Le silence peu à peu s’était reformé, elle s’habituait à retrouver toutes ces zones d’ombres, elle redevenait cet oeil qui passait sans s’attacher jusqu’à la souffrance, il lui avait fallu longtemps…mais de toute façon elle avait toujours eu besoin de plus de temps…de prendre son temps, de reprendre SON temps ? Comme on reprend son souffle…Elle souriait, il n’y avait plus aucune importance, d’être entendue ou pas, ou de s’écrire à la troisième personne de l’imparfait, ou de vivre le je du présent essoufflé.

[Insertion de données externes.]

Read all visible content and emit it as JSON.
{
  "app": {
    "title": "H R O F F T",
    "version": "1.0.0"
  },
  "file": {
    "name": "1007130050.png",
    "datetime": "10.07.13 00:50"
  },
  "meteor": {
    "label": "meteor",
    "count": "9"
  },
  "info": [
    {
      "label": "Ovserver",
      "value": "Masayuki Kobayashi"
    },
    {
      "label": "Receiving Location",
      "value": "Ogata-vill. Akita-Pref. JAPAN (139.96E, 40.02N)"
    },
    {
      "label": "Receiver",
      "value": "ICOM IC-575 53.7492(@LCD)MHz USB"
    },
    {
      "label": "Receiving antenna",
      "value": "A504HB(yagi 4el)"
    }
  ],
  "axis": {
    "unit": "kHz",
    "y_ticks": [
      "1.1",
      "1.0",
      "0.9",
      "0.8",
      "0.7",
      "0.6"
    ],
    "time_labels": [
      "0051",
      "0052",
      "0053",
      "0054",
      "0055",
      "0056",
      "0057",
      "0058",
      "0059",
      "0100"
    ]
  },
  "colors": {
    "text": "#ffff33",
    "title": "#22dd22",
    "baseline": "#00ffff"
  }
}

Elle savait deux choses importantes maintenant, importantes à sa vie, elle ne dirait pas essentielles…Que sa mémoire bourrée de souvenirs ne s’effacerait jamais du jour au lendemain et que la deuxième était qu’elle aurait toujours à écrire.
Elle écoutait de nouveau de la musique.
Elle n’avait plus envie d’écrire de poésie…elle en avait tant emplie de cahiers bleus qu’il lui semblait se répéter à l’infini…
Enfin !
Cet après-midi elle avait souri se feuilletant parmi ses mots, se disant…Oui ! Celui-là « poème des mots difficiles »…mais peut-être que je l’ai déjà mis en lignes, c’est dommage parce que…là…ici… j’aurais changé…
…
Elle chantait de nouveau sous la douche.
Son corps était sorti du long corridor et ses pieds avaient foulé sans se tordre le plancher glacé.
Le silence était partout et elle pouvait enfin le crever.
Oui ! Elle avait envie de remplacer tous les s par des x…
Puis elle avait eu sur les lèvres la mélodie d’ O Kyklos Tou Nerou et depuis la Grèce pour entendre la voix divine…elle s’envola par toutes les îles de la terre jusqu’à une tribu cannibale où l’on se mange d’amour…Et pourquoi pas ?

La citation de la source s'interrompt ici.